Two factors still bedevil housing: a huge inventory of foreclosed homes in the hands of banks and the federal government, and a huge number of homes that carry mortgages that are valued more than the dwellings are worth now — “underwater” mortgages.

The foreclosure problem is improving, albeit slowly. The Mortgage Bankers Association said in August that about 11.62 percent of all outstanding mortgages were in foreclosure from April through June or at least 30 days late on payments. That’s still high by historical standards, but it’s almost a full percentage point lower than during the same period a year ago.

Most vexing are the “underwater” mortgages. Many of these homeowners can neither sell their homes nor take advantage of refinancing programs. The Obama administration has relaxed the rules so that underwater borrowers can refinance, but the problem remains that many owe far more than their homes are worth now, regardless of what interest rates they pay on their mortgages. It’s why foreclosure rates, although falling, remain unusually elevated.

As a candidate in 2008, Barack Obama supported revamping bankruptcy laws in order to let homeowners have the courts order that the underwater portions of their mortgages be wiped out, similar to how companies that file for bankruptcy protection can shed their debts. This would have put banks on the hook for losses.

But as president, Obama has never fully pursued this, bowing to Republican opposition. The bankruptcy proposal is important, its backers say, in part because a mortgage often isn’t a borrower’s only debt.

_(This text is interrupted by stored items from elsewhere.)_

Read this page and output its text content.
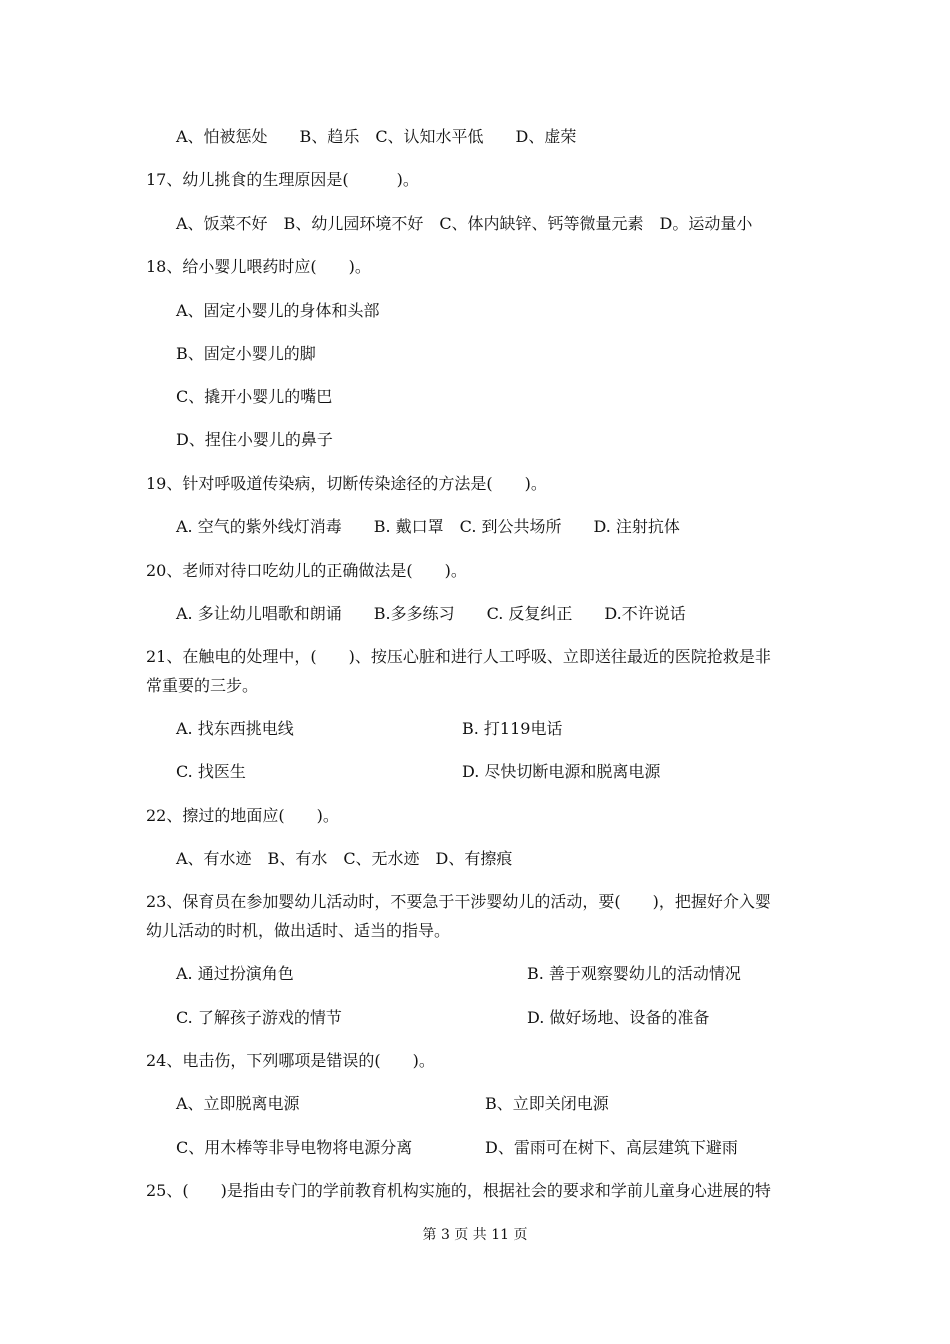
A、怕被惩处　　B、趋乐　C、认知水平低　　D、虚荣
17、幼儿挑食的生理原因是(　　　)。
A、饭菜不好　B、幼儿园环境不好　C、体内缺锌、钙等微量元素　D。运动量小
18、给小婴儿喂药时应(　　)。
A、固定小婴儿的身体和头部
B、固定小婴儿的脚
C、撬开小婴儿的嘴巴
D、捏住小婴儿的鼻子
19、针对呼吸道传染病，切断传染途径的方法是(　　)。
A. 空气的紫外线灯消毒　　B. 戴口罩　C. 到公共场所　　D. 注射抗体
20、老师对待口吃幼儿的正确做法是(　　)。
A. 多让幼儿唱歌和朗诵　　B.多多练习　　C. 反复纠正　　D.不许说话
21、在触电的处理中，(　　)、按压心脏和进行人工呼吸、立即送往最近的医院抢救是非
常重要的三步。
A. 找东西挑电线	B. 打119电话
C. 找医生	D. 尽快切断电源和脱离电源
22、擦过的地面应(　　)。
A、有水迹　B、有水　C、无水迹　D、有擦痕
23、保育员在参加婴幼儿活动时，不要急于干涉婴幼儿的活动，要(　　)，把握好介入婴
幼儿活动的时机，做出适时、适当的指导。
A. 通过扮演角色	B. 善于观察婴幼儿的活动情况
C. 了解孩子游戏的情节	D. 做好场地、设备的准备
24、电击伤，下列哪项是错误的(　　)。
A、立即脱离电源	B、立即关闭电源
C、用木棒等非导电物将电源分离	D、雷雨可在树下、高层建筑下避雨
25、(　　)是指由专门的学前教育机构实施的，根据社会的要求和学前儿童身心进展的特
第 3 页 共 11 页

Many of these borrowers got so-called liar’s loans, accepting high-rate mortgages in exchange for being able to simply state their incomes.

Consequently, these borrowers have too much overall debt that needs restructuring relative to their incomes, said Michael Calhoun, the president of the Center for Responsible Lending, an advocacy group in Durham, N.C. A loan modification isn’t enough, given their high debt, he said.